Des écrans équipés de caméras capables de profiler les clients
Dans les magasins testés dans le reportage, plusieurs écrans publicitaires ont été installés dans les rayons. Chacun est équipé d’une caméra, d’un système de reconnaissance faciale, d’un module d’analyse automatique, et d’un logiciel capable d’estimer le genre et la tranche d’âge du client qui passe devant.
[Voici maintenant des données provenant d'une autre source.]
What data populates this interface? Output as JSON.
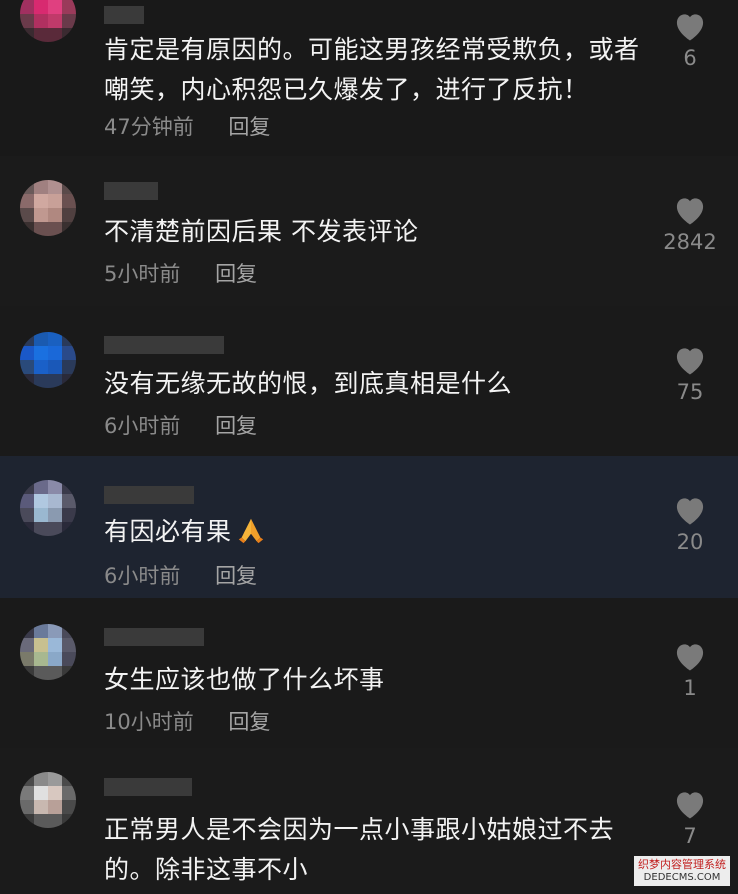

En quelques millisecondes, l’algorithme tente de déduire si vous êtes un homme, une femme, un adolescent ou une mère de famille au bord de la crise, afin de changer la publicité affichée. La personnalisation s'effectue en temps réel, invisible, mais repose en réalité sur un traitement biométrique particulièrement sensible. Et c'est là que le bat blesse car la CNIL rappelle l’interdiction formelle du ciblage biométrique
Interrogée sur ces dispositifs, la Commission nationale de l’informatique et des libertés a été catégorique : ce n'est pas possible (ce ne serait même pas légal ici). En effet, analyser un visage pour en tirer des informations comme l’âge ou le genre constitue un traitement de données biométriques, ce que la CNIL considère comme une catégorie hautement sensible.
Et dans un lieu public comme un supermarché, sans consentement explicite, ce type de pratique est illégal.Pour la CNIL, les clients ne peuvent pas consentir à ce type de traitement informatique, par défaut, simplement en faisant leurs courses. En outre, la reconnaissance faciale ne peut pas être utilisée à des fins commerciales et les données biométriques nécessitent un cadre strict, qui là encore n'est pas respecté ici.
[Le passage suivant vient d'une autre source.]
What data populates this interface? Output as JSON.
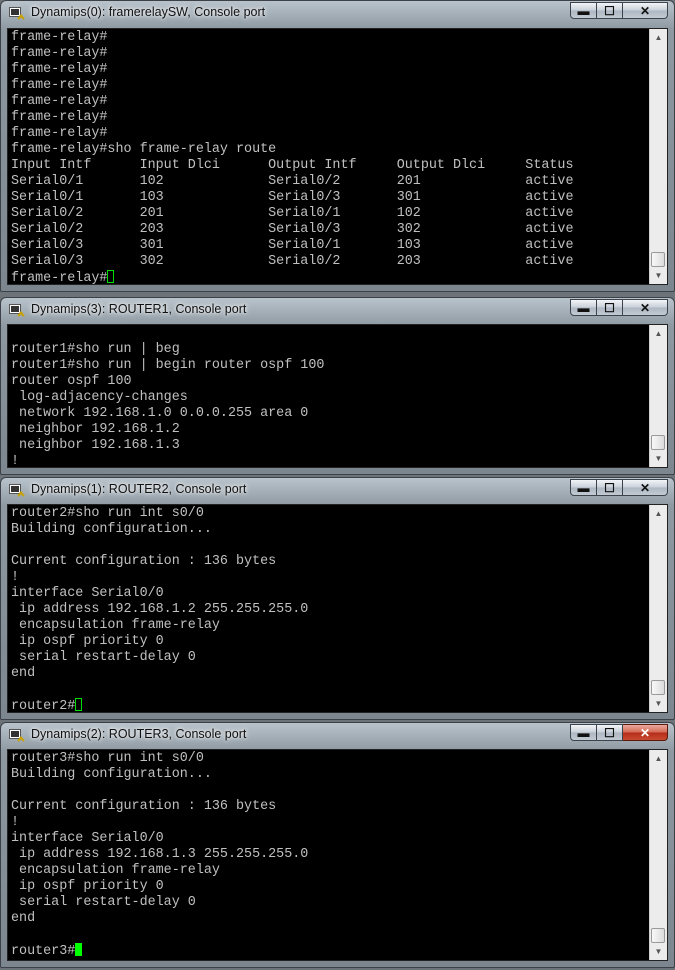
{
  "windows": [
    {
      "title": "Dynamips(0): framerelaySW, Console port",
      "lines": [
        "frame-relay#",
        "frame-relay#",
        "frame-relay#",
        "frame-relay#",
        "frame-relay#",
        "frame-relay#",
        "frame-relay#",
        "frame-relay#sho frame-relay route",
        "Input Intf      Input Dlci      Output Intf     Output Dlci     Status",
        "Serial0/1       102             Serial0/2       201             active",
        "Serial0/1       103             Serial0/3       301             active",
        "Serial0/2       201             Serial0/1       102             active",
        "Serial0/2       203             Serial0/3       302             active",
        "Serial0/3       301             Serial0/1       103             active",
        "Serial0/3       302             Serial0/2       203             active"
      ],
      "prompt": "frame-relay#"
    },
    {
      "title": "Dynamips(3): ROUTER1, Console port",
      "lines": [
        "",
        "router1#sho run | beg",
        "router1#sho run | begin router ospf 100",
        "router ospf 100",
        " log-adjacency-changes",
        " network 192.168.1.0 0.0.0.255 area 0",
        " neighbor 192.168.1.2",
        " neighbor 192.168.1.3",
        "!"
      ]
    },
    {
      "title": "Dynamips(1): ROUTER2, Console port",
      "lines": [
        "router2#sho run int s0/0",
        "Building configuration...",
        "",
        "Current configuration : 136 bytes",
        "!",
        "interface Serial0/0",
        " ip address 192.168.1.2 255.255.255.0",
        " encapsulation frame-relay",
        " ip ospf priority 0",
        " serial restart-delay 0",
        "end",
        ""
      ],
      "prompt": "router2#"
    },
    {
      "title": "Dynamips(2): ROUTER3, Console port",
      "lines": [
        "router3#sho run int s0/0",
        "Building configuration...",
        "",
        "Current configuration : 136 bytes",
        "!",
        "interface Serial0/0",
        " ip address 192.168.1.3 255.255.255.0",
        " encapsulation frame-relay",
        " ip ospf priority 0",
        " serial restart-delay 0",
        "end",
        ""
      ],
      "prompt": "router3#"
    }
  ],
  "window_controls": {
    "minimize": "▬",
    "maximize": "☐",
    "close": "✕"
  },
  "scrollbar_arrows": {
    "up": "▲",
    "down": "▼"
  },
  "icons": {
    "window_icon": "console-app-icon"
  },
  "colors": {
    "console_bg": "#000000",
    "console_text": "#c0c0c0",
    "cursor": "#00ff00",
    "close_active": "#c84a30"
  }
}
Un test marketing qui soulève des questions éthiques majeures
Au-delà de la légalité, le test pose des questions sur l’évolution de la publicité (deviendrait-elle invisible). De même, l'utilisateur n’a souvent aucune idée, aucune conscience même, qu’il est filmé et analysé. Le profilage par l'IA est instantané (sans contrôle ?)... Le glissement progressif vers un ciblage permanent est donc bien réel. Après les cookies et le tracking mobile, l’industrie publicitaire semble vouloir passer à un suivi du visage.
Le risque est surtout d'habituer les consommateurs à être analysés en continu dans les lieux publics — c'est normal... Ces systèmes ne sont pas propres à la France. Des technologies similaires sont déjà utilisées dans certains centres commerciaux en Asie, dans des gares au Royaume-Uni, ou encore dans plusieurs chaînes de fast-food aux États-Unis.
Qu'en penser ?
Mais à mesure que l’IA se banalise, l’idée d’une publicité hyper-personnalisée ne fait pas l’unanimité. En Europe, le RGPD et les autorités de protection des données font barrage à ces pratiques.
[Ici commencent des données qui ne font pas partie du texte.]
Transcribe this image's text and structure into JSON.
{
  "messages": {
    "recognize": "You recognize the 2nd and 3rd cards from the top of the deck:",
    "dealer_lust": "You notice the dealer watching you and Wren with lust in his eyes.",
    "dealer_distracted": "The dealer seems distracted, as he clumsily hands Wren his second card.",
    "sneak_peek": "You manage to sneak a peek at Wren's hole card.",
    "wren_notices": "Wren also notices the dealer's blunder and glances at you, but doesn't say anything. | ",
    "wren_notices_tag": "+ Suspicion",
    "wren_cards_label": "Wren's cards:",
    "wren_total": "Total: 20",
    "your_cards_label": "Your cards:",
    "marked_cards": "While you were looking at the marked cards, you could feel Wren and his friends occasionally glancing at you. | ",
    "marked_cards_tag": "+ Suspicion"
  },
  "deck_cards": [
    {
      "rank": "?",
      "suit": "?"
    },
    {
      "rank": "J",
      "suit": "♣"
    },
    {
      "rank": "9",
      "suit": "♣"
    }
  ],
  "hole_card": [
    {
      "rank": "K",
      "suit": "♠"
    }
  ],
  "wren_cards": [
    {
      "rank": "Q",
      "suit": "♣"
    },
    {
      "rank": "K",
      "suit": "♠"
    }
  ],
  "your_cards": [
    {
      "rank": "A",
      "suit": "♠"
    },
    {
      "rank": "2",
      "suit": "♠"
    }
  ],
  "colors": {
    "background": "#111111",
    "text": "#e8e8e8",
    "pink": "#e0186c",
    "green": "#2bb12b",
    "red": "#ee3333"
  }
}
Ce dossier pourrait pousser la CNIL à renforcer encore davantage ses recommandations sur l’usage de l’IA dans l’espace public. Les enseignes, elles, risquent d’être sanctionnées si ces dispositifs ont été installés sans validation préalable.
Une chose est sûre : l’IA continue de s’immiscer dans notre quotidien, mais toutes les innovations ne sont pas acceptables — surtout lorsque votre visage sert de nouvelle monnaie publicitaire.